Aquel día nos citamos frente a un diminuto cuadro de Velázquez perdido en los pasillos de El Prado. Vistas de la Villa Medici. Minúsculo lienzo ignorado por la mayoría de los que pasan a su lado. Apenas conocido por aquellos que de verdad aman la pintura. Tras encontrarnos en el Barrio de las Letras con Blanca y sus hijos, y que uno te tomara por Papa Noel, esa tarde viví una de las escenas más perfectas que soy capaz de recordar: el atardecer recortado contra la escultura de El Ángel Caído del parque de El Retiro. ¿Recuerdas aquella noche en la Alhambra con el hada de las nieves? ¿El viaje a la islita de broma con la que había de ser?? El último día en Valencia.

Pero al final todo se acabó.
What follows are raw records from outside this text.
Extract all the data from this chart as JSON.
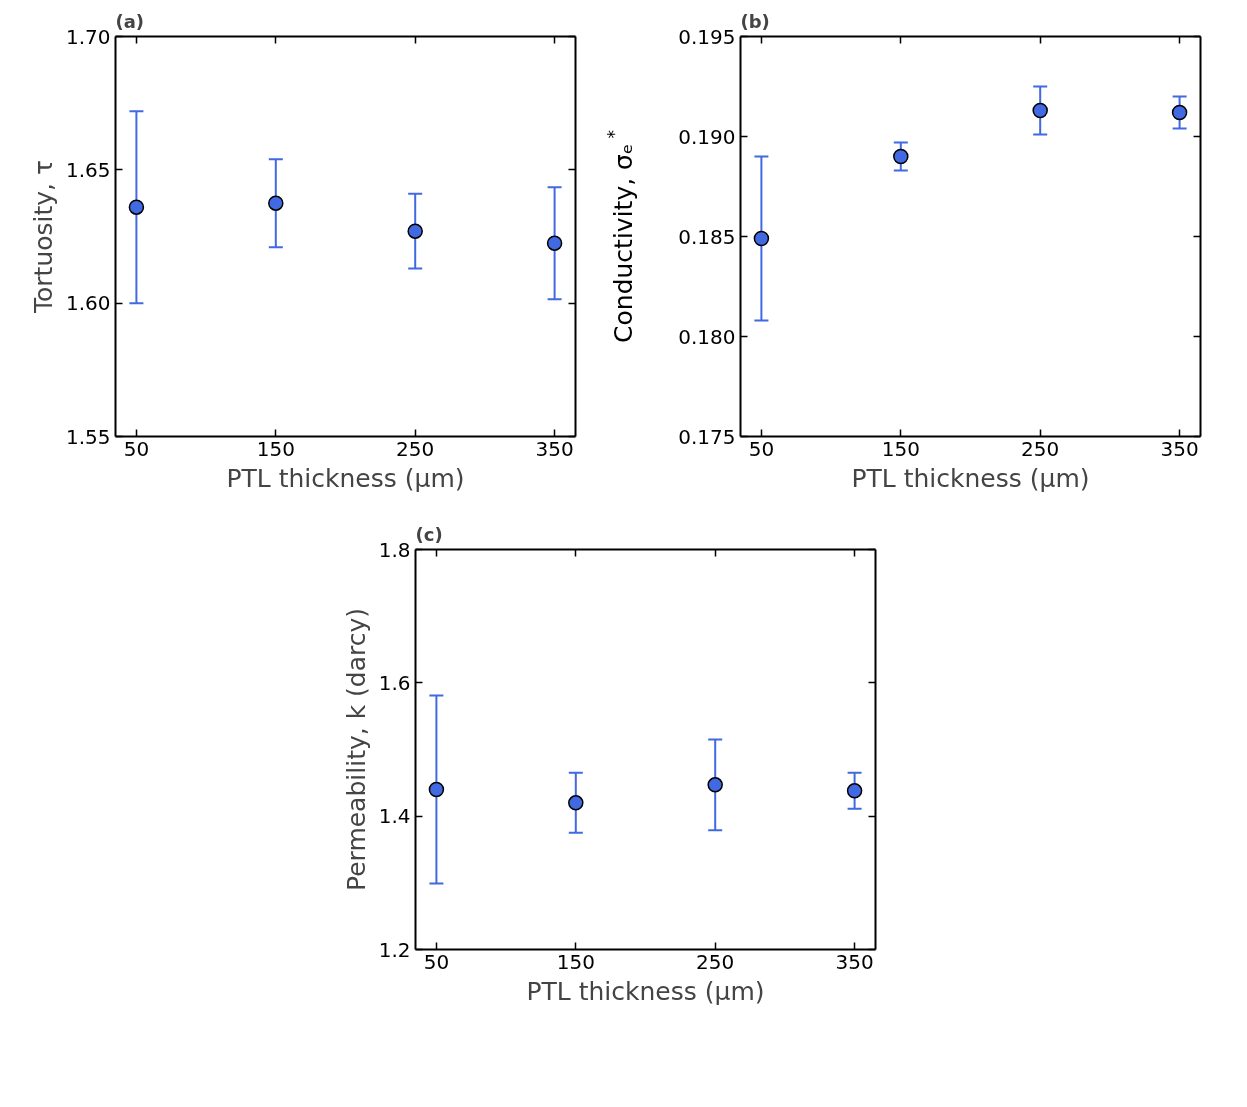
{
  "chart_data": [
    {
      "type": "scatter",
      "title": "(a)",
      "xlabel": "PTL thickness (μm)",
      "ylabel": "Tortuosity, τ",
      "x": [
        50,
        150,
        250,
        350
      ],
      "series": [
        {
          "color": "#4169e1",
          "values": [
            1.636,
            1.6375,
            1.627,
            1.6225
          ],
          "errors": [
            0.036,
            0.0165,
            0.014,
            0.021
          ]
        }
      ],
      "xlim": [
        35,
        365
      ],
      "ylim": [
        1.55,
        1.7
      ],
      "xticks": [
        50,
        150,
        250,
        350
      ],
      "yticks": [
        {
          "value": 1.55,
          "label": "1.55"
        },
        {
          "value": 1.6,
          "label": "1.60"
        },
        {
          "value": 1.65,
          "label": "1.65"
        },
        {
          "value": 1.7,
          "label": "1.70"
        }
      ],
      "marker": "circle",
      "grid": false
    },
    {
      "type": "scatter",
      "title": "(b)",
      "xlabel": "PTL thickness (μm)",
      "ylabel": "Conductivity, σₑ$^{*}$",
      "x": [
        50,
        150,
        250,
        350
      ],
      "series": [
        {
          "color": "#4169e1",
          "values": [
            0.1849,
            0.189,
            0.1913,
            0.1912
          ],
          "errors": [
            0.0041,
            0.0007,
            0.0012,
            0.0008
          ]
        }
      ],
      "xlim": [
        35,
        365
      ],
      "ylim": [
        0.175,
        0.195
      ],
      "xticks": [
        50,
        150,
        250,
        350
      ],
      "yticks": [
        {
          "value": 0.175,
          "label": "0.175"
        },
        {
          "value": 0.18,
          "label": "0.180"
        },
        {
          "value": 0.185,
          "label": "0.185"
        },
        {
          "value": 0.19,
          "label": "0.190"
        },
        {
          "value": 0.195,
          "label": "0.195"
        }
      ],
      "marker": "circle",
      "grid": false
    },
    {
      "type": "scatter",
      "title": "(c)",
      "xlabel": "PTL thickness (μm)",
      "ylabel": "Permeability, k (darcy)",
      "x": [
        50,
        150,
        250,
        350
      ],
      "series": [
        {
          "color": "#4169e1",
          "values": [
            1.44,
            1.42,
            1.447,
            1.438
          ],
          "errors": [
            0.141,
            0.045,
            0.068,
            0.027
          ]
        }
      ],
      "xlim": [
        35,
        365
      ],
      "ylim": [
        1.2,
        1.8
      ],
      "xticks": [
        50,
        150,
        250,
        350
      ],
      "yticks": [
        1.2,
        1.4,
        1.6,
        1.8
      ],
      "marker": "circle",
      "grid": false
    }
  ]
}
Tantas mujeres, de todas las edades, a las que vi caer a los pies de un hombre que las fascinaba con el frio encanto de quien no las necesita, pues amar es el mejor camino a no ser amado y la cortés indiferencia el único medio para que las almas vacías te adoren. Pobres necios, si supieran que es la más perfecta desesperación, el más terrible vacío, lo que lleva a la paz que ellos toman por plenitud.

Una noche, cenando contigo y con aquella que también se fue, reímos mientras ella, gran solterona, me decía que me casara, que el matrimonio da la felicidad, mientras tú te escandalizabas y me suplicabas que ni se me ocurriera, que tú lo habías hecho dos veces y en una de ellas la relación duró tanto como dura una luna de miel en un velero navegando por el Caribe.

Nunca creí que murieras joven. Pues joven eras aún. Te amenacé varias veces con llegar a viejo arruinado por tu atroz tren de vida. De hotel en hotel, de restaurante en restaurante, de ciudad en ciudad como si huyeras de una vida de la que sé que huías, pues, en ocasiones, cuando de verdad se toma conciencia de uno, no queda otra que escapar. Absurda y ridícula vida. Ni tan siquiera triste. El acordeón de un tango amargo. Un muelle roto.

Hasta que te vi por última vez, apenas unas horas, tras recorrer media España para decirte adiós. Te despediste de mí diciéndome nos veremos en el Infierno. Seguro que así será. Pues los grandes pecadores, aquellos que cometieron el peor de todos los pecados, el ansia enloquecida de libertad, sólo tienen un destino: arder en el fuego eterno. Allí nos veremos, amigo mío.